The desired dependency of the contactor voltage can be determined by different Funds are reached; for example, by counter switching a network-independent Voltage from a collector 51, as shown in FIG. 5, or through a saturated choke coil 52 (Fig. 6) or by current or voltage dependent resistors (Fig. 7), z. B. a selenium rectifier 53 acting through its threshold value, or by a Resistance whose conductance decreases with increasing voltage (incandescent lamp). The parts The reference numerals of FIGS. 5 to 7 otherwise correspond to those of FIG. 3.

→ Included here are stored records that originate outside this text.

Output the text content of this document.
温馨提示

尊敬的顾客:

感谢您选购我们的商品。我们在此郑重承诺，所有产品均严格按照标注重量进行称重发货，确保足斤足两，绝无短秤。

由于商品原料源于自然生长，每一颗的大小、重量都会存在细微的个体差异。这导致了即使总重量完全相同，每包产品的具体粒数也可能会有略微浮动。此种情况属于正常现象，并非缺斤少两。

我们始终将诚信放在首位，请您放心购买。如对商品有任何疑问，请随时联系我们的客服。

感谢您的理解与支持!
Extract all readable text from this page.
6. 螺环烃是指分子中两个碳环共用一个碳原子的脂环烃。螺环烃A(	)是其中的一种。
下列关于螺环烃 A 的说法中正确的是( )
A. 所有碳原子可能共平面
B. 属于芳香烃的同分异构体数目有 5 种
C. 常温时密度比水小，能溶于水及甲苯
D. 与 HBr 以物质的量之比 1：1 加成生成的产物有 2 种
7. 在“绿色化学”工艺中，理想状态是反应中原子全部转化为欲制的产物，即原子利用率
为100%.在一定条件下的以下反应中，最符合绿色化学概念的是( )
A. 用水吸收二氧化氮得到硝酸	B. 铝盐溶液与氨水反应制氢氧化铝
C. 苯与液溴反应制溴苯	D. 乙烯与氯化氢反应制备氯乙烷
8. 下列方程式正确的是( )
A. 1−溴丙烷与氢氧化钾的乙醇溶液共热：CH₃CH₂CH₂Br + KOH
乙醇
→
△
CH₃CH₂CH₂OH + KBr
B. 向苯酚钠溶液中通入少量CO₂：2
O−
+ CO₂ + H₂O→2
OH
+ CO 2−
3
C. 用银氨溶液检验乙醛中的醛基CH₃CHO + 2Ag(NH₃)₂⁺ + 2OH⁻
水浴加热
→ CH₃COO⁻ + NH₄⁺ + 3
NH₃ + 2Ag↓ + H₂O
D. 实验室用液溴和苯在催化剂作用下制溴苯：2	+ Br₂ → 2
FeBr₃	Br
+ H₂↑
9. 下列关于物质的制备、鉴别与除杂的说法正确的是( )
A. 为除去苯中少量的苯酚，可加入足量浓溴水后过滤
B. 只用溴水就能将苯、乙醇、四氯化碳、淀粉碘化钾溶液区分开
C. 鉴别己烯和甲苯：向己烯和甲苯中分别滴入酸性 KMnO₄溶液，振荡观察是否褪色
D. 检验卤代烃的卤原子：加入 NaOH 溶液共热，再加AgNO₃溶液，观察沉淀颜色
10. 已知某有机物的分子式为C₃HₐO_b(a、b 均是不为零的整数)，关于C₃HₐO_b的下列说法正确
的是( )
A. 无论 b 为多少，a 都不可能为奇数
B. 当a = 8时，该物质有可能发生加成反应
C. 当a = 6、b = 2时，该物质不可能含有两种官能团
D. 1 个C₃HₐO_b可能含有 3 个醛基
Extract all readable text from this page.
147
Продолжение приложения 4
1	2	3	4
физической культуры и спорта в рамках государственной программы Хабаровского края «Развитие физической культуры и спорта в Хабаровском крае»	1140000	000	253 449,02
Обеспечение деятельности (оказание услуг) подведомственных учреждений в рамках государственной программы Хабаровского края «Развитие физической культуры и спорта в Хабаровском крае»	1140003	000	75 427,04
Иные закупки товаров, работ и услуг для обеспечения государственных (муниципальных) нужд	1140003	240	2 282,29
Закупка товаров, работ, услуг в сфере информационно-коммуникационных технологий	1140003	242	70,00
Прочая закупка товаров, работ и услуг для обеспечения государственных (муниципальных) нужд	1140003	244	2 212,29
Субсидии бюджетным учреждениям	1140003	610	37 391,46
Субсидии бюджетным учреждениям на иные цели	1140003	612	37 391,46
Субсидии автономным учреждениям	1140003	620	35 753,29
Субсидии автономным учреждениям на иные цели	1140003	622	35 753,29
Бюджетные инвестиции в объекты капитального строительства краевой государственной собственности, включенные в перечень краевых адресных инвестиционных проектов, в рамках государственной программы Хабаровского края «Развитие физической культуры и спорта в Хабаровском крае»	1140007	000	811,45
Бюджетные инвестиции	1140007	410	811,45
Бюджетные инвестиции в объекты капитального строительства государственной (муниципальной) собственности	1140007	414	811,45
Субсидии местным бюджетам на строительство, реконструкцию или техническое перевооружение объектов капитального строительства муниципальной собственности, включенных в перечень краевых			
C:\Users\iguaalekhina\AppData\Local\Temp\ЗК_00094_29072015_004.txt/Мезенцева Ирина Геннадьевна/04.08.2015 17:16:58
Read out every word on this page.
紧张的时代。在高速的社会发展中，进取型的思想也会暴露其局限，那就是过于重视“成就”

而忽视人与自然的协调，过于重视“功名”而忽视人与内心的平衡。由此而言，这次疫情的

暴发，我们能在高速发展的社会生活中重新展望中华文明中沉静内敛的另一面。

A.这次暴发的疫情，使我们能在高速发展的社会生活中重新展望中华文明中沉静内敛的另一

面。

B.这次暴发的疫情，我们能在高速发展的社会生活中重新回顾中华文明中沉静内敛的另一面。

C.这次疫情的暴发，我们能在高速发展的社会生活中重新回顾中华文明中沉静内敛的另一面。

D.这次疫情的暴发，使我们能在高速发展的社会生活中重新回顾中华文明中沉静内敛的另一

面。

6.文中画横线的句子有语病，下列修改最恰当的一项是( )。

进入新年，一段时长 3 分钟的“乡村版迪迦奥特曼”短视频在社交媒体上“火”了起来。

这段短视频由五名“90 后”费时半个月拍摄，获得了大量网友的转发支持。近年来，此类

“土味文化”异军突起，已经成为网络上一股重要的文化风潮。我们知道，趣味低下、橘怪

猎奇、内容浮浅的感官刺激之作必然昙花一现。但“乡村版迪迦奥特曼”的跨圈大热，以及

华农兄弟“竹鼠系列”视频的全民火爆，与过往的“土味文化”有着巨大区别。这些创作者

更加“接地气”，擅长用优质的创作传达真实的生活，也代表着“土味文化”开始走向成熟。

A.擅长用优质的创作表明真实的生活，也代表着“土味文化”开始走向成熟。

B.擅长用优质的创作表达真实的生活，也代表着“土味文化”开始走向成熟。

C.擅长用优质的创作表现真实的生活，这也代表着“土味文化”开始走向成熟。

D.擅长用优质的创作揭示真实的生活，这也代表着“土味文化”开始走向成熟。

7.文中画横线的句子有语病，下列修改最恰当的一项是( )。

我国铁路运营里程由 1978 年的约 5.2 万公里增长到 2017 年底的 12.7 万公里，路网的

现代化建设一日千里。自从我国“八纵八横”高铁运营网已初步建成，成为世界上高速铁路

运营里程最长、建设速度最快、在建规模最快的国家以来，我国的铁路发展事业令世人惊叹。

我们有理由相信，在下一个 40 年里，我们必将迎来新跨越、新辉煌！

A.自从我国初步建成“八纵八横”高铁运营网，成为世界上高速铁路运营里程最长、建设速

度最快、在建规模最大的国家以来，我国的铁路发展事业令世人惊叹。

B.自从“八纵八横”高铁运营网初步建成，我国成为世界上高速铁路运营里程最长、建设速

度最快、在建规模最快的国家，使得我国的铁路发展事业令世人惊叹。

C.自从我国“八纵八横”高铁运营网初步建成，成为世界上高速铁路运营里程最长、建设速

The number of additional heating levels is not limited to two. Instead of an electrical sequential circuit for releasing and locking the heating levels or the control means can also have a coupling and locking by mechanical means Funds are provided.

Claims (3)

PATENT CLAIMS: 1. Temperature controller for electric ovens with in stages switchable heating power, characterized in that a continuously acting, from the temperature in the oven controlled amplifier the heating power within its Potentiality range according to the temperature fluctuations regulates and the control amplifier output variable when one of its potential range is exceeded corresponding temperature up or down actuated switching means, which the Change the heating output in stages. 2. Temperature controller according to claim 1, characterized in that that with multi-stage control amplifiers the output of a preamplifier stage applied to the control inputs of the switching means. 3. Temperature controller according to claim 1 or 2, characterized in that separate radiators for gradual change the heating power are provided, these radiators in one of the control amplifier output variable specified sequence, preferably by means of an electrical sequential circuit, can be switched on or off. Publications considered: German Patent Specifications No. 467 985, 500 930, 592 628, 719 820, 725 584; Swiss patent no. 227,428; USA: Patent No. 2,539,912.